Last week, you participated in the Ulysses 2009 Project accompanying the group led by French Ambassador Daniel Rondeau to Tunis, the second stop on the journey which is to end in a fortnight's time at Beirut. What are your impressions?

Whenever I hear Tunisian scholars lecture about the history of their country, side-lights on Malta always emerge. For instance, on this occasion, the point was made that the Ottoman Turks actually decided to occupy Tunis, as happened in 1574, as an alternative way of confrontation with the Knights, after the failure of the Siege.

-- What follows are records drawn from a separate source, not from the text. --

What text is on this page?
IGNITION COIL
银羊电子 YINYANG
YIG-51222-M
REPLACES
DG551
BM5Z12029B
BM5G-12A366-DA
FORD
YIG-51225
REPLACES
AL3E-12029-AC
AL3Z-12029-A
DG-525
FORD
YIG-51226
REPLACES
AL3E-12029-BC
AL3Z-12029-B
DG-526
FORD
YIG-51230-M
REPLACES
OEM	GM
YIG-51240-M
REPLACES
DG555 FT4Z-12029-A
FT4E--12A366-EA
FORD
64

Moreover, the regime to be established was supposed to be modelled on that of the Knights in Malta, i.e. the Turks were to relate their position towards the local Arab and Berber population more or less as the Knights related to the Maltese.

There was furthermore a parallel development. It is well-known that Grandmaster Pinto is portrayed not actually wearing a kingly crown but with one almost at hand as a sign of the desire for full sovereignty in place of feudal dependence on the King of the two Sicilies.

Likewise, the Bey of Tunis indulged in symbolic and other expressions of the desire to become a full monarch independent of the Sultan in Turkey. In Malta we tend to be aware of the inextricable interweaving of Maltese and Sicilian history, but to be less aware of the light that can be obtained on Maltese history from more careful attention to happenings in Tunis than is usually given.

In Malta, Ulysses was the figure on whom by far most attention was focussed. That was natural given that the Odyssey actually begins with Ulysses on one of the Maltese islands, if it is accepted that one of them is Homer's Ogygia and there were important parallels to be drawn with the present situation in the Mediterranean.

In Tunis, attention naturally went more on North-African figures with mainly Carthaginian and Algerian associations. Actually, Hannibal and Augustine were less extensively evoked than Dido (as depicted by Virgil in the Aeneid or in alternative celebrations by Tunisian poets such as Moncef Ghachem, (who delighted us in Malta with his schoolboy reminiscence) and Albert Camus.

What are the connections of these Mediterranean heroes with Malta?

In the first years of the 19th Century, Sir William Drummond had claimed that he had found the tomb of Hannibal himself in Malta on the basis of an inscription found in Benghisa. This claim was soon after controverted, as were other claims to discoveries of tombs of relatives of Hannibal. (The name Barca found in inscriptions was of course very widespread).

I have often amused myself imagining a scene in Malta in the year 216BC, i.e. not long after Hannibal's arch-famous victory at Cannae over the Romans. (It was certainly not due to the participation of the solitary elephant who had survived the journey down to the south of Italy, including crossing the Alps, but to brilliant strategy).

Hannibal had then despatched his own brother, Mago Barca, to Carthage, to ask not for reinforcements for an attack upon Rome itself, but for a naval enterprise to challenge Roman superiority at sea.

There has been much speculation about why Hannibal wanted this change of confrontation zone from land to sea. My own speculation is prompted by what happened after Hannibal was defeated in 228 by Scipio in Africa.

Only a few years later, Hannibal was rejected by the Carthaginians themselves from his position as their leader. This was almost certainly because he was adamantly against the domination of the Mediterranean world not only by the Romans but also by Carthage. Hannibal seems to have been the enemy of the idea of Empire in itself. He seems to have favoured instead the perpetuation of the Mediterranean world as a network of autonomous, port-centred or island states not subject to any imperial-minded capital.

So, my guess is that, even as far back as 216, Hannibal wanted rather than the destruction of the city of Rome itself that of its Empire-building capacity, essentially its navy.

Clearly, Hannibal's Mediterranean policy, if I have deciphered it correctly, would have been in the best interests of the Maltese. Even more impressively, it seems a very good model for today's needs. It is almost an anticipation of Nicolas Sarkozy's idea of the Union of the Mediterranean, before its corruption into that of the Union for the Mediterranean, which one might call its Romanisation.

Does Camus have any special relationship with Malta?

It was not pointed out in the very moving personal recollections that Jean Daniel, of France Observateur fame, gave in Tunis, last Monday, of their exchanges when Camus received the Nobel Prize and voiced his ambivalent feelings to his much younger friend. But in Malta Anthony Aquilina, who has translated several Camus works into Maltese, had pointed out that the mother of Camus was of Maltese descent and that a witness at the registration of his birth was also Maltese (Gozitan) by the name of Frendo.

Rondeau several times said that highlighting the centrality of Malta to all projects of Mediterranean integration was part of the intention behind Ulysses 2009, but the overall purpose was rather that of multi-disciplinary, multi-nodal and multi-level networking across the region as a whole. The aim will need to continue to be pursued even after the supply-tanker Meuse leaves Beirut after the book fair.

Fr Peter Serracino Inglott was talking to Miriam Vincenti.